An information war waged by merchants and missionaries at Canton : the Society for the Diffusion of Useful Knowledge in China, 1834-1839
Date of Issue2012
School of Humanities and Social Sciences
This paper explores the efforts and impact of the Society for the Diffusion of Useful Knowledge in China (1834–1839), which existed during the five years before the First Opium War. It contends that the Society represented a third form of British engagement with the Chinese, alongside the diplomatic attempts of 1793 and 1816, and the military conflict of 1839–1842. The Society waged an ‘information war’ to penetrate the information barrier that the Qing had established to contain European trade and missions.
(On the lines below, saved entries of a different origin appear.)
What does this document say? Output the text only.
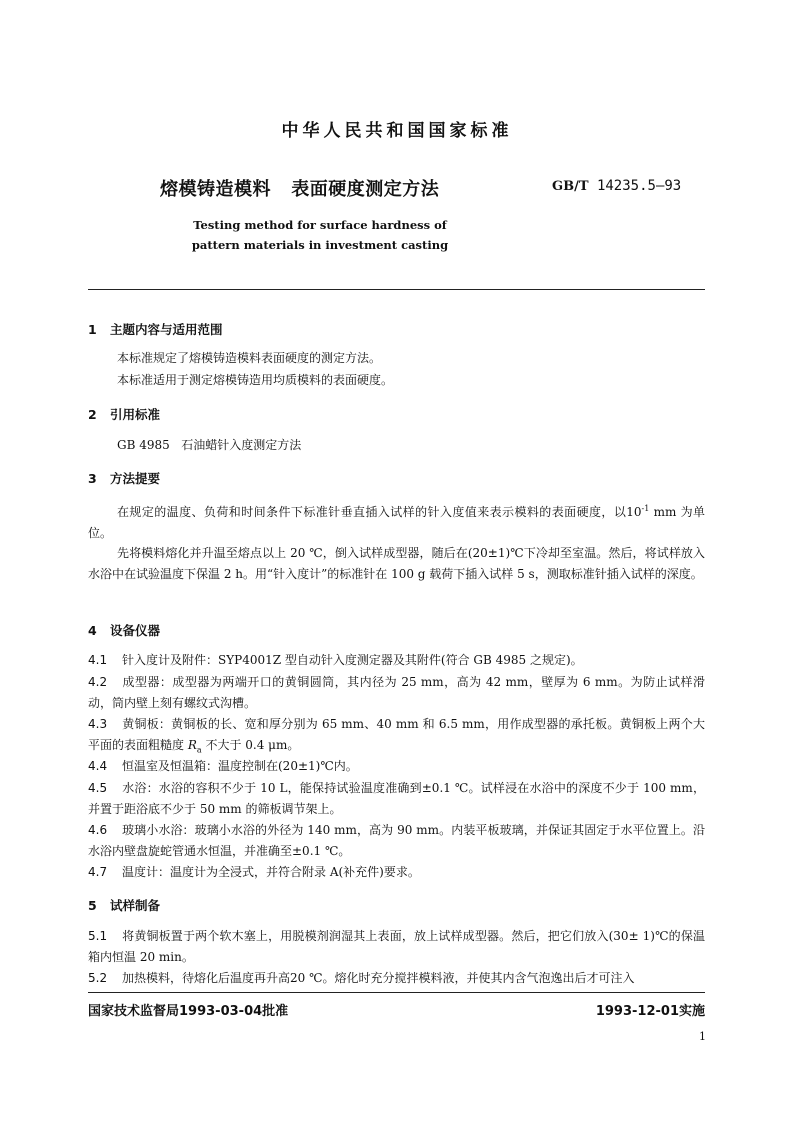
中华人民共和国国家标准
熔模铸造模料   表面硬度测定方法	GB/T 14235.5—93
Testing method for surface hardness of
pattern materials in investment casting
1 主题内容与适用范围
本标准规定了熔模铸造模料表面硬度的测定方法。
本标准适用于测定熔模铸造用均质模料的表面硬度。
2 引用标准
GB 4985   石油蜡针入度测定方法
3 方法提要
在规定的温度、负荷和时间条件下标准针垂直插入试样的针入度值来表示模料的表面硬度，以$10^{-1}$ mm 为单位。
先将模料熔化并升温至熔点以上 20 ℃，倒入试样成型器，随后在(20±1)℃下冷却至室温。然后，将试样放入水浴中在试验温度下保温 2 h。用“针入度计”的标准针在 100 g 载荷下插入试样 5 s，测取标准针插入试样的深度。
4 设备仪器
4.1 针入度计及附件：SYP4001Z 型自动针入度测定器及其附件(符合 GB 4985 之规定)。
4.2 成型器：成型器为两端开口的黄铜圆筒，其内径为 25 mm，高为 42 mm，壁厚为 6 mm。为防止试样滑动，筒内壁上刻有螺纹式沟槽。
4.3 黄铜板：黄铜板的长、宽和厚分别为 65 mm、40 mm 和 6.5 mm，用作成型器的承托板。黄铜板上两个大平面的表面粗糙度 $R_a$ 不大于 0.4 μm。
4.4 恒温室及恒温箱：温度控制在(20±1)℃内。
4.5 水浴：水浴的容积不少于 10 L，能保持试验温度准确到±0.1 ℃。试样浸在水浴中的深度不少于 100 mm，并置于距浴底不少于 50 mm 的筛板调节架上。
4.6 玻璃小水浴：玻璃小水浴的外径为 140 mm，高为 90 mm。内装平板玻璃，并保证其固定于水平位置上。沿水浴内壁盘旋蛇管通水恒温，并准确至±0.1 ℃。
4.7 温度计：温度计为全浸式，并符合附录 A(补充件)要求。
5 试样制备
5.1 将黄铜板置于两个软木塞上，用脱模剂润湿其上表面，放上试样成型器。然后，把它们放入(30± 1)℃的保温箱内恒温 20 min。
5.2 加热模料，待熔化后温度再升高20 ℃。熔化时充分搅拌模料液，并使其内含气泡逸出后才可注入
国家技术监督局1993-03-04批准	1993-12-01实施
1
The foreigners in Canton believed they were barred from further access to China because the Chinese had no information on the true character of the Europeans. Thus, they prepared ‘intellectual artillery’ in the form of Chinese language publications, especially on world geography, to distribute among the Chinese, in the hope that this effort would familiarize the Chinese with the science and art of Westerners and thereby cultivate respect and a welcoming atmosphere. The war metaphor was conceived, and the information war was waged, in the periphery of the British informal empire in Canton, but it contributed to the conceptualization of war against China, both in Canton and in Britain, in the years before actual military action. Behind the rhetoric of war and knowledge diffusion in Canton, lay a convergence of interests between merchants and missionaries, which drove both to employ information and military power to further their shared aim of opening China up for trade and proselytizing.